2. Bob computes the vector $c^{\prime} = m{\hat G}$.
3. Bob generates a random $n$-bit vector $z$ containing exactly $t$ ones (a vector of length $n$ and weight $t$)
4. Bob sends Alice the ciphertext computed as $c = c^{\prime} + z$.

=== Message decryption ===
Upon receipt of $c$, Alice performs the following steps to decrypt the message:
1. Alice computes the inverse of $P$ (i.e. $P^{-1}$).
2. Alice computes ${\hat c} = cP^{-1}$.
3. Alice uses the decoding algorithm $A$ to decode ${\hat c}$ to ${\hat m}$.
4. Alice computes $m = {\hat m}S^{-1}$.

== Proof of message decryption ==
Note that ${\hat c} = cP^{-1} = m{\hat G}P^{-1} + zP^{-1} = mSG + zP^{-1}$,
and that $P$ is a permutation matrix, thus $zP^{-1}$ has weight $t$.

The Goppa code $G$ can correct up to $t$ errors, and the word $mSG$ is at distance at most $t$ from $cP^{-1}$. Therefore, the correct code word ${\hat m} = mS$ is obtained.

Multiplying with the inverse of $S$ gives $m = {\hat m}S^{-1}= mSS^{-1}$, which is the plain text message.

== Key sizes ==
Because there is a free choice in the matrix $S$, it is common to express ${\hat G}$ in "systematic form" so that the last $k$ columns correspond to the identity matrix ${\hat G} = ({\tilde G}|I)$. This reduces the key size to $(n-k) \times k$. McEliece originally suggested security parameter sizes of $n=1024, k=524, t=50$, resulting in a public key size of 524 × (1024 − 524) = 262,000 bits. Recent analysis suggests parameter sizes of $n=2048, k=1751, t=27$ for 80 bits of security when using standard algebraic decoding, or $n=1632, k=1269, t=34$ when using list decoding for the Goppa code, giving rise to public key sizes of 520,047 and 460,647 bits respectively. For resiliency against quantum computers, sizes of $n=6960, k=5413, t=119$ with Goppa code were proposed, giving the size of public key of 8,373,911 bits. In its round 3 submission to the NIST post quantum standardization the highest level of security, level 5 is given for parameter sets 6688128, 6960119, and 8192128. The parameters are $n=6688, k=5024, t= 128$, $n= 6960, k = 5413, t = 119$, $n=8192, k =6528, t = 128$ respectively.

== Attacks ==
An attack consists of an adversary, who knows the public key $({\hat G}, t)$ but not the private key, deducing the plaintext from some intercepted ciphertext $y \in \mathbb{F}_2^n$. Such attempts should be infeasible.
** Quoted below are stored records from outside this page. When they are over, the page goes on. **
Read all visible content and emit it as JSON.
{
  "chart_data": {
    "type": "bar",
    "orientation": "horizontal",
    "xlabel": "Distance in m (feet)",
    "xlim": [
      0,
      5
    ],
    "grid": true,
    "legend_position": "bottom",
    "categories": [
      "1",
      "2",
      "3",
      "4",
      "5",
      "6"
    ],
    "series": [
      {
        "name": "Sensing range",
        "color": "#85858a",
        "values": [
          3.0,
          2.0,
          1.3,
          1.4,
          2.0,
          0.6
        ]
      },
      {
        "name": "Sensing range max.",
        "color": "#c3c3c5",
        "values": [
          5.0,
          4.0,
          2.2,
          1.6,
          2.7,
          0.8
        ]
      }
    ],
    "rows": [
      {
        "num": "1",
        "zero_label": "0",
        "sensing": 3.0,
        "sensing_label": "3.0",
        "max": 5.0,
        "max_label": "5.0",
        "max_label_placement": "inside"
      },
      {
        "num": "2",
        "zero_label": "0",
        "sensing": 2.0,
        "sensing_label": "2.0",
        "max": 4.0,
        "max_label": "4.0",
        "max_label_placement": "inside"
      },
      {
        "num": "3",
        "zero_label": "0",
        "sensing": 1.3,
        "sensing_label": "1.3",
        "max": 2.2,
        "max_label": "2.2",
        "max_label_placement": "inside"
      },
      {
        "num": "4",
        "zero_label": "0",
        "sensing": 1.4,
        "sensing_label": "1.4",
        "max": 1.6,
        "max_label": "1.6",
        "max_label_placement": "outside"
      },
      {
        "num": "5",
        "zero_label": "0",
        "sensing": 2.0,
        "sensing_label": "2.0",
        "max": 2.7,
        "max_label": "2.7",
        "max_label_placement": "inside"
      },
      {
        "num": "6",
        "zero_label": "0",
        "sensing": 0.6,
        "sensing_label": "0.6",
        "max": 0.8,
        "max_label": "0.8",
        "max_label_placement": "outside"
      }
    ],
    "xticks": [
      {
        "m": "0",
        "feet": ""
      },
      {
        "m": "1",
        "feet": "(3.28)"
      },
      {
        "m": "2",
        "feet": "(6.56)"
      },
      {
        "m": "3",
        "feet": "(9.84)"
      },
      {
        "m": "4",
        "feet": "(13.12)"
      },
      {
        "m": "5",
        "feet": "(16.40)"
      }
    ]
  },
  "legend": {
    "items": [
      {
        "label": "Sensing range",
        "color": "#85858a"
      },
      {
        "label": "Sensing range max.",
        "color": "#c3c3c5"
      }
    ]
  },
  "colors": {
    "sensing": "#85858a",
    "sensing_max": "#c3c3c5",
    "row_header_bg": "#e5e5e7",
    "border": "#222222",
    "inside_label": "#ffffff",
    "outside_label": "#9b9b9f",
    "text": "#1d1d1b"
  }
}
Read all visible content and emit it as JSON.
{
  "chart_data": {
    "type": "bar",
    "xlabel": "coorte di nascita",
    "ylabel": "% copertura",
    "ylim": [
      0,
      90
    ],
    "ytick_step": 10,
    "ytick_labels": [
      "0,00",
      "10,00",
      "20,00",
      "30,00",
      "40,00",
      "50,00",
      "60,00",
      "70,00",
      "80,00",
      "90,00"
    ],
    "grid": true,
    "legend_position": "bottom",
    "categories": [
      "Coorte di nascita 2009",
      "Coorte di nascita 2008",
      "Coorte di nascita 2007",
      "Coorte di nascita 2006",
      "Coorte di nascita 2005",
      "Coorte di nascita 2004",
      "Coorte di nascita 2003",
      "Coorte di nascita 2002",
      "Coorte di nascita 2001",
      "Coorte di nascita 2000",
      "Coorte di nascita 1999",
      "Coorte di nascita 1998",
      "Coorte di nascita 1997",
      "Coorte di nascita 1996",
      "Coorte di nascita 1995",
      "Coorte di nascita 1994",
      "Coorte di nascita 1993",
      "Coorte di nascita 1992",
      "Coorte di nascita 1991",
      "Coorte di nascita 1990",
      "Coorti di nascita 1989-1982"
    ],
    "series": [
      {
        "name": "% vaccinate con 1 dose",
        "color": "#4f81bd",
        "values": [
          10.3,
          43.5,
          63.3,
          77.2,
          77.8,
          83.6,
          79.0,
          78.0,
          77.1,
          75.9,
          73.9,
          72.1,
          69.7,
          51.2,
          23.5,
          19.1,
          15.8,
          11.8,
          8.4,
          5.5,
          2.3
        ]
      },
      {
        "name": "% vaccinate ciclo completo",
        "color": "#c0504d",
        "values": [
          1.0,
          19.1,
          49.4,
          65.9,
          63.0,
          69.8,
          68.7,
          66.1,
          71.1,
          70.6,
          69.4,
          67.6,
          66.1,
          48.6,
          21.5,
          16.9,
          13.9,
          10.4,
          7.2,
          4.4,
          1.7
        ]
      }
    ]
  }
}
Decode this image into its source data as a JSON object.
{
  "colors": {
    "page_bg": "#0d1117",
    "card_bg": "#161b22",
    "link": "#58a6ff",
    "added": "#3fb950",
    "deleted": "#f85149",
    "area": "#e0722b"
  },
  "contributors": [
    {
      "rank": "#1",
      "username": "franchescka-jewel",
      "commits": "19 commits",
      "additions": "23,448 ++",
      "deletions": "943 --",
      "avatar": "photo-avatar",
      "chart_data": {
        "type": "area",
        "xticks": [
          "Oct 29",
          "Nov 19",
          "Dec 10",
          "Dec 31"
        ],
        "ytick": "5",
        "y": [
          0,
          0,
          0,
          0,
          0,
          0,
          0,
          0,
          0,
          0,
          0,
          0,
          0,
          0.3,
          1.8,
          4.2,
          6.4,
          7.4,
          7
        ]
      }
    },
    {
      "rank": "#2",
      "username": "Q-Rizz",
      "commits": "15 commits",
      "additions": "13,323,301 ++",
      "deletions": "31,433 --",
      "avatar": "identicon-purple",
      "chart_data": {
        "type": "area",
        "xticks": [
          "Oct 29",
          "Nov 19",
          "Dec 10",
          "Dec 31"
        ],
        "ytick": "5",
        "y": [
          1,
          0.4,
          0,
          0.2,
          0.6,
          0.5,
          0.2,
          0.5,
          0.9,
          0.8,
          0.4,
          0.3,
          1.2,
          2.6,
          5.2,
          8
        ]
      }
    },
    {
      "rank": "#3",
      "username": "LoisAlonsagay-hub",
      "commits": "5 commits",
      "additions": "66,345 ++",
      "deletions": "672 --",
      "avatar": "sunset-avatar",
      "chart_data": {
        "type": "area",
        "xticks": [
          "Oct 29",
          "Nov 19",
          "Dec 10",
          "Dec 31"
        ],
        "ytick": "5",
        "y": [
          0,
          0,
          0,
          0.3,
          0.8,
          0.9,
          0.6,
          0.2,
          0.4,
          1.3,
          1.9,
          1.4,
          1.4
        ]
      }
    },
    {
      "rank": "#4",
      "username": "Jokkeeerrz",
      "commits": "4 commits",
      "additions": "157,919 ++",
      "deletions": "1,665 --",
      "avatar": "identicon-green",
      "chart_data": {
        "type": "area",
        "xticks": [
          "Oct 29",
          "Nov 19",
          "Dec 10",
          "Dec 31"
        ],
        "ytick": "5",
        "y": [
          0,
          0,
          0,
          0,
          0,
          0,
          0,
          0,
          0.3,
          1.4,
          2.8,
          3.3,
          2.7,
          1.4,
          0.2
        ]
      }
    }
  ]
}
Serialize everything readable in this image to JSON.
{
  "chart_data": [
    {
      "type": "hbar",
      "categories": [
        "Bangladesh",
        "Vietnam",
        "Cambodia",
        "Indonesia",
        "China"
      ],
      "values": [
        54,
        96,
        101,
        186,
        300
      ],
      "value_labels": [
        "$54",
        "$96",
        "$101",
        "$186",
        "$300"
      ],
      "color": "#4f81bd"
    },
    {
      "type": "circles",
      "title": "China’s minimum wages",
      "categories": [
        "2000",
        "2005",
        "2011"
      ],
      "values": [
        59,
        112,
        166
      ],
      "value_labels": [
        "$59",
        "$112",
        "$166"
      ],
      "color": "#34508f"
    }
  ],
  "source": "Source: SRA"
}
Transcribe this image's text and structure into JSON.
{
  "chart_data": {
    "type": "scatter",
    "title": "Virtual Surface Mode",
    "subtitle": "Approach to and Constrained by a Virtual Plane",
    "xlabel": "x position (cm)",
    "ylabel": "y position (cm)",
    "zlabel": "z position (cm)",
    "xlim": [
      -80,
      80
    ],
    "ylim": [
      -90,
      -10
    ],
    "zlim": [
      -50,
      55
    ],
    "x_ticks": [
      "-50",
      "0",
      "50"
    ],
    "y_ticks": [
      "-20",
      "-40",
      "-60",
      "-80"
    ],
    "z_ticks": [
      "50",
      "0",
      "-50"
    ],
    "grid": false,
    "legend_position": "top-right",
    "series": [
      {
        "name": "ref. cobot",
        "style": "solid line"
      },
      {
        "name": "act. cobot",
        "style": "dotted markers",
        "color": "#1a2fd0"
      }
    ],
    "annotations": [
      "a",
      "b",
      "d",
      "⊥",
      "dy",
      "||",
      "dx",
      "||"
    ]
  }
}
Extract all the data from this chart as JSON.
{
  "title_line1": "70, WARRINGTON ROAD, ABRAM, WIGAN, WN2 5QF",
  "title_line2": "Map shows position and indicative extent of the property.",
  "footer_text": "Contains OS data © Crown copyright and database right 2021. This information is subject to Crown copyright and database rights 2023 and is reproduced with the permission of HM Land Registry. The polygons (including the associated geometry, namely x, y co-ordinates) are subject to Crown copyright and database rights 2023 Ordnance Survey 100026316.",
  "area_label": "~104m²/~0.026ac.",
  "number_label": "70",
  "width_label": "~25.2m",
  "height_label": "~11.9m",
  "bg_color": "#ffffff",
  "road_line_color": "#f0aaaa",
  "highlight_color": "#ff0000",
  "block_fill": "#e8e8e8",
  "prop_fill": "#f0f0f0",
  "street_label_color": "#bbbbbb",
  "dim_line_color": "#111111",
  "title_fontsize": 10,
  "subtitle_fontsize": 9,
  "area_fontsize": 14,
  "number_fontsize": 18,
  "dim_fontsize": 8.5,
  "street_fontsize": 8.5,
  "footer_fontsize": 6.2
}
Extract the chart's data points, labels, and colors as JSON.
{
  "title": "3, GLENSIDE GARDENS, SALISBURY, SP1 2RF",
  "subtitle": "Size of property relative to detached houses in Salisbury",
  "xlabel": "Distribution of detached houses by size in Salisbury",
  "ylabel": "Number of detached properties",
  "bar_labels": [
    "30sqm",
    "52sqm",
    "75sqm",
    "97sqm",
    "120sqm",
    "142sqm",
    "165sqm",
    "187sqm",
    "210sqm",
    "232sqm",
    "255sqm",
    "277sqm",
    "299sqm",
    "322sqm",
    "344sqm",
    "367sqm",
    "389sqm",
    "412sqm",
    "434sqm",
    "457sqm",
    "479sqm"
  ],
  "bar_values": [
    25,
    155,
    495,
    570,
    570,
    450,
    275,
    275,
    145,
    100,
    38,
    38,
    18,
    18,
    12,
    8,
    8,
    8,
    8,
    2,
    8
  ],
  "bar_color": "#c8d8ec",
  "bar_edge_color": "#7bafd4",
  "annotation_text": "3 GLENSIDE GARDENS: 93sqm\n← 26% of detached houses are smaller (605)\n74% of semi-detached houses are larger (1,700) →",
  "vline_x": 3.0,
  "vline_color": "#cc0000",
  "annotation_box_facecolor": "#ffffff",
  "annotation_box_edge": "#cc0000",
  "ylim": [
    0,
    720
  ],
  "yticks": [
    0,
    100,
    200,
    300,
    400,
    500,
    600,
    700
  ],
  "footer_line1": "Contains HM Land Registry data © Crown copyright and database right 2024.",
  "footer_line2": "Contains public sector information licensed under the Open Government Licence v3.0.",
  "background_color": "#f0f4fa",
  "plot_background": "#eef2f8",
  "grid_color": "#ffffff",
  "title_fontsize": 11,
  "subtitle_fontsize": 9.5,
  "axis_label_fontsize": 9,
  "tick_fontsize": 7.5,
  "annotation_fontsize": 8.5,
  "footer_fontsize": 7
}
There are two main branches of attacks for McEliece:

=== Brute-force / unstructured attacks ===
The attacker knows $\hat G$, the generator matrix of an $(n,k)$ code $\hat C$ that is combinatorially able to correct $t$ errors.
The attacker may ignore the fact that $\hat C$ is really the obfuscation of a structured code chosen from a specific family, and instead just use an algorithm for decoding with any linear code. Several such algorithms exist, such as going through each codeword of the code, syndrome decoding, or information set decoding.

Decoding a general linear code, however, is known to be NP-hard, and all of the above-mentioned methods have exponential running time.

In 2008, Bernstein, Lange, and Peters described a practical attack on the original McEliece cryptosystem, using the information set decoding method by Stern.
Using the parameters originally suggested by McEliece, the attack could be carried out in 2^{60.55} bit operations. Since the attack is embarrassingly parallel (no communication between nodes is necessary), it can be carried out in days on modest computer clusters.

=== Structural attacks ===

The attacker may instead attempt to recover the "structure" of $C$, thereby recovering the efficient decoding algorithm $A$ or another sufficiently strong, efficient decoding algorithm.

The family of codes from which $C$ is chosen completely determines whether this is possible for the attacker. Many code families have been proposed for McEliece, and most of them have been completely "broken" in the sense that attacks have been found that recover an efficient decoding algorithm, such as Reed-Solomon codes.

The originally proposed binary Goppa codes remain one of the few suggested families of codes that have largely resisted attempts at devising structural attacks.

== Post-quantum encryption candidate ==

A variant of this algorithm combined with NTS-KEM was entered into and selected during the third round of the NIST post-quantum encryption competition.